Authors: Joshi M, Purohit M, Shah DP, Patel D, Depani P, Moryani P, Krishnakumar A

Abstract: Meningitis creates a life-threatening clinical crisis. Moreover, the administered antibiotics result into multi-drug resistance, thereby necessitating development of alternative therapeutic strategies. This study aimed at identifying novel-drug targets in Neisseria meningitidis and therapeutic molecules which can be exploited for the treatment of meningitis. Novel targets were identified by applying a pathogenomic approach involving protein data-set mining, subtractive channel analysis and subsequent qualitative analysis comprising of in silico pharmacokinetics, molecular docking and pharmacophore generation. Pathogenomic studies revealed Neisserial Surface Protein A (NSP-A) and Iron-III-Substrate Binding Protein (Fe-IIISBP) as potential targets.

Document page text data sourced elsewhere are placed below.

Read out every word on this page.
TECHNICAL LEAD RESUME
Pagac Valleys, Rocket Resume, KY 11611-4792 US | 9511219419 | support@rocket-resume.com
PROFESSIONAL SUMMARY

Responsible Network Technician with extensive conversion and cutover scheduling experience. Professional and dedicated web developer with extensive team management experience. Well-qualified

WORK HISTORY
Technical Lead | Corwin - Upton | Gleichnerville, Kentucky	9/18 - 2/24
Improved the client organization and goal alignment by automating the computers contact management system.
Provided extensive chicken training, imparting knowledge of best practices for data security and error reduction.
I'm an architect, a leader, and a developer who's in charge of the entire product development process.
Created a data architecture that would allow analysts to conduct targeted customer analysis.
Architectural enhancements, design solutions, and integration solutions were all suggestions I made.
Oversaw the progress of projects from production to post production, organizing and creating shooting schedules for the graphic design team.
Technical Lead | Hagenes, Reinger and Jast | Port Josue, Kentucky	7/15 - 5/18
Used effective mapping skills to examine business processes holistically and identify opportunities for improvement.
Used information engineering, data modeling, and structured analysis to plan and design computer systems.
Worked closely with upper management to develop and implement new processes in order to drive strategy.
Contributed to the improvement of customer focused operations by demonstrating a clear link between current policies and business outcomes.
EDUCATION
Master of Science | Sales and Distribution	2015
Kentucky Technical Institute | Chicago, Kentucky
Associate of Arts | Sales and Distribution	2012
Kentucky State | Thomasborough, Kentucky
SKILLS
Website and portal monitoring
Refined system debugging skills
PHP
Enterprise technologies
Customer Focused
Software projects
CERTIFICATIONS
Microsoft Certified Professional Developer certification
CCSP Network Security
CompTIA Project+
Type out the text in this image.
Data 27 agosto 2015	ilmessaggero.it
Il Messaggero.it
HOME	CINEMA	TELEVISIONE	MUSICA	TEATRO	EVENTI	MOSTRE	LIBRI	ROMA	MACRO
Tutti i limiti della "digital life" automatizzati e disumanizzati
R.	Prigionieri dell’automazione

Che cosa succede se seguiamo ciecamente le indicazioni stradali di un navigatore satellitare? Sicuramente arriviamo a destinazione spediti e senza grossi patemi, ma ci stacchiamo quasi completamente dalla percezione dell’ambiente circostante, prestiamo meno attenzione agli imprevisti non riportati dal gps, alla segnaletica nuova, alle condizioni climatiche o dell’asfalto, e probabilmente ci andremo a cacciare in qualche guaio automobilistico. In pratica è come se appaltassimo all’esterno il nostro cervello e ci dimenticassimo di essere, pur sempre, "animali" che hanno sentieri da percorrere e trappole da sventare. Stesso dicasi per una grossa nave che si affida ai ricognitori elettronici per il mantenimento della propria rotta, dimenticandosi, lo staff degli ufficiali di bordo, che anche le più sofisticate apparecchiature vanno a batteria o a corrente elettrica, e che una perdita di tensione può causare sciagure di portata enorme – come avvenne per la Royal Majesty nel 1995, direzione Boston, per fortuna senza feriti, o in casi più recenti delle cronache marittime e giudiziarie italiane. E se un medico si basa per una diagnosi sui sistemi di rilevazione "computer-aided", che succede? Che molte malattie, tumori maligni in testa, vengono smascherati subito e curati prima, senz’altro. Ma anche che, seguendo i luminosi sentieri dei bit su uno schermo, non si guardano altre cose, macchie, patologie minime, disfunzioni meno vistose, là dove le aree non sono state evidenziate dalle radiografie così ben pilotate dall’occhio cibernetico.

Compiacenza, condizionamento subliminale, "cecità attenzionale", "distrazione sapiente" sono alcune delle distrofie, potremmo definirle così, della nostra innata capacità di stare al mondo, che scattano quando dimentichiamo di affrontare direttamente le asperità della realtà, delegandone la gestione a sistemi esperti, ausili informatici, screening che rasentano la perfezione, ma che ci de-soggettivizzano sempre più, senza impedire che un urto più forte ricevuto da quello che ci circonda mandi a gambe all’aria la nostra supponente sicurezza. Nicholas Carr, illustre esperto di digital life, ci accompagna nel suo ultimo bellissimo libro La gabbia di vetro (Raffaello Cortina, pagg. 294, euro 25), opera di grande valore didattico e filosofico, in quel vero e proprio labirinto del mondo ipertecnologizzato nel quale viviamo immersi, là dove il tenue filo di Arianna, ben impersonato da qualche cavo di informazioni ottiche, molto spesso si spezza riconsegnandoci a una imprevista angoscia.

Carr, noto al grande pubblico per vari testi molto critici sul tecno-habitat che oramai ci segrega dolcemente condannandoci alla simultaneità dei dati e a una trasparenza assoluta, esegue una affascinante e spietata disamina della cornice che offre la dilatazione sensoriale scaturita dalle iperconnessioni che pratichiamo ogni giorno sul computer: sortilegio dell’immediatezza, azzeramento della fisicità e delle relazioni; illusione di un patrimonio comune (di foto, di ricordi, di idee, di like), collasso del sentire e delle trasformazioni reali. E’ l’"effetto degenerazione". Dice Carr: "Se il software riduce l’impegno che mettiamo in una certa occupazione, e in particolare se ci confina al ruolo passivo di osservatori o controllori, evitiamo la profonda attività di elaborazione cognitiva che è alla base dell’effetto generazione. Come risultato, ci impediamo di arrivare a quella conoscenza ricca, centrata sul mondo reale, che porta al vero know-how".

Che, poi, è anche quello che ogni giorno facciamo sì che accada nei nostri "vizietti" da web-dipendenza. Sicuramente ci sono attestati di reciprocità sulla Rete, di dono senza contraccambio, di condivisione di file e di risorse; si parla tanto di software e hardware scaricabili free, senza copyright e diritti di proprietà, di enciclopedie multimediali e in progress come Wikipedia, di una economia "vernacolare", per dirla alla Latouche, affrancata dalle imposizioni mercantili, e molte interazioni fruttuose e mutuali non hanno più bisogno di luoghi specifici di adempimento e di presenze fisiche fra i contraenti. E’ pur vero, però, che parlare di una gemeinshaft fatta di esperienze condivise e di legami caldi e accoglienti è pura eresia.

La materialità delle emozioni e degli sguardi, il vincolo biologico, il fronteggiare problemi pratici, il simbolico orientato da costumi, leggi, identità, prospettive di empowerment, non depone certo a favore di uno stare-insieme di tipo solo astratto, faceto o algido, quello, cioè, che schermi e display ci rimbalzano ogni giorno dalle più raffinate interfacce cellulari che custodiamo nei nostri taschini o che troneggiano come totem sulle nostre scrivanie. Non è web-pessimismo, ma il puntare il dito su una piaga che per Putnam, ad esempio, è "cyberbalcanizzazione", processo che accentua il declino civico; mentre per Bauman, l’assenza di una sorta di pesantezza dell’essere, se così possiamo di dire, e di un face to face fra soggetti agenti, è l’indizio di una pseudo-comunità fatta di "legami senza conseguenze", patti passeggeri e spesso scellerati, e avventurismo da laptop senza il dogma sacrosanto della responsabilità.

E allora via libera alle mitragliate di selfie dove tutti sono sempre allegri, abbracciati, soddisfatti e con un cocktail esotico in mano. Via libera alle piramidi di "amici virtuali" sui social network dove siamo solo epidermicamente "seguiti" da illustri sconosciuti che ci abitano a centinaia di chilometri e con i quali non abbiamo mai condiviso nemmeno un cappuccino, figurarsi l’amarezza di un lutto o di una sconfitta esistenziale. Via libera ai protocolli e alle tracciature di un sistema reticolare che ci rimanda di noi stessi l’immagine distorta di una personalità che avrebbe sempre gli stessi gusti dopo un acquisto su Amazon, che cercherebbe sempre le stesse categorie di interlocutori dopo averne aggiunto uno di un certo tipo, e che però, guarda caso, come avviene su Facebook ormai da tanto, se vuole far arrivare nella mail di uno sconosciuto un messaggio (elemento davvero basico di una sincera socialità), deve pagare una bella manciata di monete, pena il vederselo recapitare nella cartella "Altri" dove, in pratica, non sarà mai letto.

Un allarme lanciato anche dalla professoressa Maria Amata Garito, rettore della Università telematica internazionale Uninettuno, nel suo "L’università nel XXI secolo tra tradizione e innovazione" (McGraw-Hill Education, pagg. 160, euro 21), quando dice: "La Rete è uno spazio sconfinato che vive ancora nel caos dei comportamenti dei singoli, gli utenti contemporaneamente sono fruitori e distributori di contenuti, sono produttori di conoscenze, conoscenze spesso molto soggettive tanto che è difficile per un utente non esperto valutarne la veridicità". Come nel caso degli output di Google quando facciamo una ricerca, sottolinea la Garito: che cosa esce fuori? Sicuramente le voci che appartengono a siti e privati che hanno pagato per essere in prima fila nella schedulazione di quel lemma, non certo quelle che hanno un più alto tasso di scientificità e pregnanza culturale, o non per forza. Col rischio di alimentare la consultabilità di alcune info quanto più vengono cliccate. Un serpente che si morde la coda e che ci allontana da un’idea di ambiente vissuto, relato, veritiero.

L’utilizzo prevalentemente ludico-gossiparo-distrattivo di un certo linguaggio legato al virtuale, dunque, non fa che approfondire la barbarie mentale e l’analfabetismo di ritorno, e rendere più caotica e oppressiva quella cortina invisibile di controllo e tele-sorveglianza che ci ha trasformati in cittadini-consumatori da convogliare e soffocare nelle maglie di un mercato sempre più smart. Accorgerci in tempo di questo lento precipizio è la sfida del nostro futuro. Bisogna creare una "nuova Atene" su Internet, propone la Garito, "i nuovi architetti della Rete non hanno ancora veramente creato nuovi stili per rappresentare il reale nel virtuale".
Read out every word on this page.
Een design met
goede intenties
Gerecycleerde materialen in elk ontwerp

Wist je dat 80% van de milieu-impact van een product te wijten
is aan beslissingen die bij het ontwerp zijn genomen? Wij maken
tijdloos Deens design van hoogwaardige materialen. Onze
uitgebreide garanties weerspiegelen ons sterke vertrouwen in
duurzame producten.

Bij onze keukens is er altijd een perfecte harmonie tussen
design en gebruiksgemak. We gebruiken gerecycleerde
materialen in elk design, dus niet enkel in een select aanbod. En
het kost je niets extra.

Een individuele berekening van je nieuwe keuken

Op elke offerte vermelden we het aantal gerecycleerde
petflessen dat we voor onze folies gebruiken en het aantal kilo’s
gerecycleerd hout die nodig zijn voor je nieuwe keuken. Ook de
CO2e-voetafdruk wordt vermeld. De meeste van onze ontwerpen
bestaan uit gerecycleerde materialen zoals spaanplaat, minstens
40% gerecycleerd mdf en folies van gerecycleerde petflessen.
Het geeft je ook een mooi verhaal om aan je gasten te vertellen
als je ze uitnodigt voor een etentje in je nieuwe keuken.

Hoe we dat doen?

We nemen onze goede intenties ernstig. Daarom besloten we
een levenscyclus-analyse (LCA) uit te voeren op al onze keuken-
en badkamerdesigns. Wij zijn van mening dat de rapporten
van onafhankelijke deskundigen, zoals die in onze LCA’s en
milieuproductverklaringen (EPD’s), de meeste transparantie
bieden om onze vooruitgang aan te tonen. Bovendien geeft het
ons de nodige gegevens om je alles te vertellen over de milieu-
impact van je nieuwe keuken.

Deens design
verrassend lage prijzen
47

Two pharmacophore models comprising of 2-(biaryl) carbapenems, efavirenz, praziquantel and pyrimethamine for NSP-A and 2-(biaryl) carbapenems, trimipramine and pyrimethamine for Fe-IIISBP, showed successful docking, followed drug-likeness criteria and generated pharmacophore model with a score of 8.08 and 8.818, respectively, which had further been docked to the target stably. Thus, our study identifies NSP-A and Fe-IIISBP as novel targets in Neisseria meningitidis for which 2-(biaryl) carbapenems, efavirenz, praziquantel, trimipramine and pyrimethamine may be employed for effective treatment of meningitis.